Herbal imitation tobacco products

Herbal smokeless tobacco is any product that imitates types of smokeless tobacco (chewing tobacco, dipping tobacco, snuff, snus, etc.) but does not contain tobacco and nicotine, or may contain nicotine without tobacco. Like herbal cigarettes and electronic cigarettes, they are often used as a tobacco cessation aid. Herbal smokeless tobacco use is an alternative to using smokeless tobacco that may help users quit.

==Sub-types==

===Herbal snus===
Herbal snus is a tobacco-free and nicotine-free substitute of snus, a spitless tobacco of either loose or pouched (portioned) form which is usually placed along the gum line beneath the upper lip. It is most widely used in Sweden. Forms of herbal snus from other countries include Makla, a chewing variant from Morocco as well as the Turkish variant Maraş otu (English: Maraş weed), made of Aztec Tobacco (Nicotiana rustica) as opposed to regular tobacco.

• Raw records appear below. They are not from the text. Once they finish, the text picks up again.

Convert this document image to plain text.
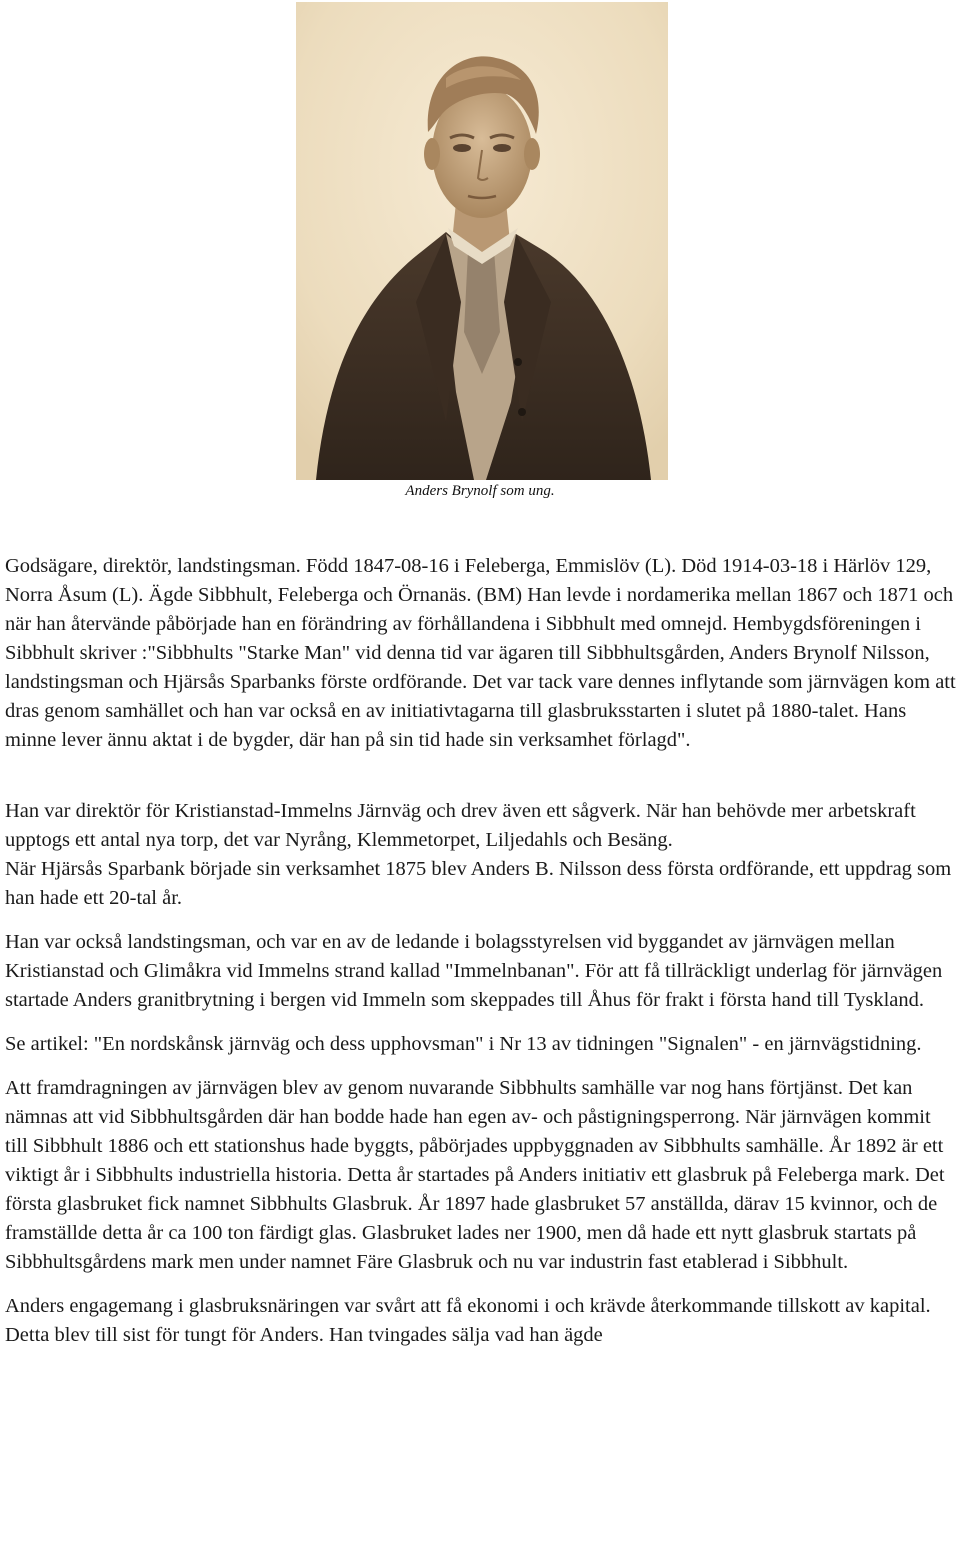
Anders Brynolf som ung.

Godsägare, direktör, landstingsman. Född 1847-08-16 i Feleberga, Emmislöv (L). Död 1914-03-18 i Härlöv 129, Norra Åsum (L). Ägde Sibbhult, Feleberga och Örnanäs. (BM) Han levde i nordamerika mellan 1867 och 1871 och när han återvände påbörjade han en förändring av förhållandena i Sibbhult med omnejd. Hembygdsföreningen i Sibbhult skriver :"Sibbhults "Starke Man" vid denna tid var ägaren till Sibbhultsgården, Anders Brynolf Nilsson, landstingsman och Hjärsås Sparbanks förste ordförande. Det var tack vare dennes inflytande som järnvägen kom att dras genom samhället och han var också en av initiativtagarna till glasbruksstarten i slutet på 1880-talet. Hans minne lever ännu aktat i de bygder, där han på sin tid hade sin verksamhet förlagd".

Han var direktör för Kristianstad-Immelns Järnväg och drev även ett sågverk. När han behövde mer arbetskraft upptogs ett antal nya torp, det var Nyrång, Klemmetorpet, Liljedahls och Besäng.

När Hjärsås Sparbank började sin verksamhet 1875 blev Anders B. Nilsson dess första ordförande, ett uppdrag som han hade ett 20-tal år.

Han var också landstingsman, och var en av de ledande i bolagsstyrelsen vid byggandet av järnvägen mellan Kristianstad och Glimåkra vid Immelns strand kallad "Immelnbanan". För att få tillräckligt underlag för järnvägen startade Anders granitbrytning i bergen vid Immeln som skeppades till Åhus för frakt i första hand till Tyskland.

Se artikel: "En nordskånsk järnväg och dess upphovsman" i Nr 13 av tidningen "Signalen" - en järnvägstidning.

Att framdragningen av järnvägen blev av genom nuvarande Sibbhults samhälle var nog hans förtjänst. Det kan nämnas att vid Sibbhultsgården där han bodde hade han egen av- och påstigningsperrong. När järnvägen kommit till Sibbhult 1886 och ett stationshus hade byggts, påbörjades uppbyggnaden av Sibbhults samhälle. År 1892 är ett viktigt år i Sibbhults industriella historia. Detta år startades på Anders initiativ ett glasbruk på Feleberga mark. Det första glasbruket fick namnet Sibbhults Glasbruk. År 1897 hade glasbruket 57 anställda, därav 15 kvinnor, och de framställde detta år ca 100 ton färdigt glas. Glasbruket lades ner 1900, men då hade ett nytt glasbruk startats på Sibbhultsgårdens mark men under namnet Färe Glasbruk och nu var industrin fast etablerad i Sibbhult.

Anders engagemang i glasbruksnäringen var svårt att få ekonomi i och krävde återkommande tillskott av kapital. Detta blev till sist för tungt för Anders. Han tvingades sälja vad han ägde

===Herbal dipping tobacco===
Herbal dipping tobacco or herbal moist snuff is a tobacco-free and (often) nicotine-free version of moist snuff, a tobacco product used orally by placing either a loose or pouched form along the gum line behind the lip. Some products, although tobacco free, may still contain nicotine, while others are completely tobacco and nicotine free.

Herbal moist snuff has limited exposure in tobacco shops compared to traditional products, so sales generally take place online.